Whew

I am also pleased to report that The Blue Star by Tony Earley is just as beautiful and funny and poignant as Jim the Boy. I don't think I will have time to write a fuller review, alas, so I'll just say that Jim discovers girls -- or one girl in particular -- and has to wrestle with that pleasure and responsibility in the shadow of World War II. The particulars are so perfect that this very local and simple story becomes universal and heartbreaking; it's wonderful, and I cried. The first chapter's here (though eggh, reading it on the USA Today site really can't compare to reading it in a book), and a nice interview with Mr. Earley from a few years ago here.

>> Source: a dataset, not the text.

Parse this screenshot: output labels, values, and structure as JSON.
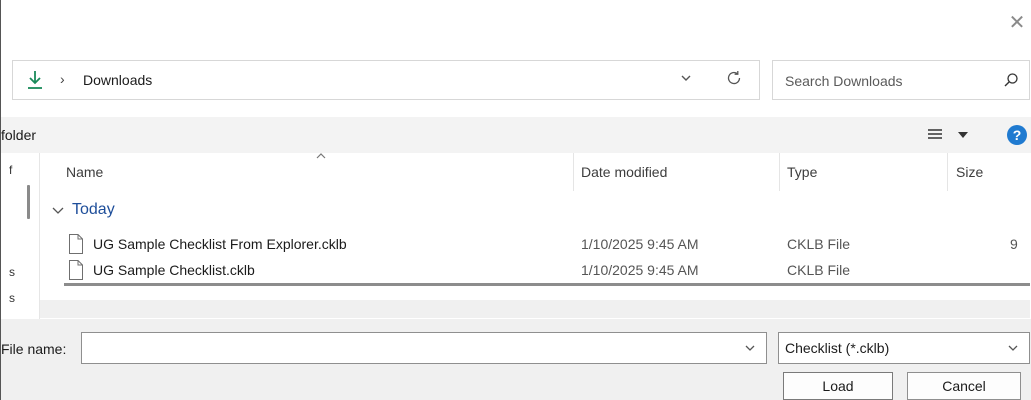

(I will also note -- fodder for a future blog post -- that Mr. Earley has mastered the rhythm of language in creating fiction: His sentences get longer and faster and less punctuated when his characters are swept up in action or emotion, the same way Philip Pullman breaks up the lines when the sky splits open in The Golden Compass or Jennifer Crusie runs on every sentence in a sex scene. Mary Karr wrote an article for the Chronicle of Higher Education years ago where she pointed out that you can understand T.S. Eliot's The Waste Land if you just read it out loud and listen to the rhythms and breaks, ignoring the footnotes entirely. The same thing happens in good prose: Every comma counts.)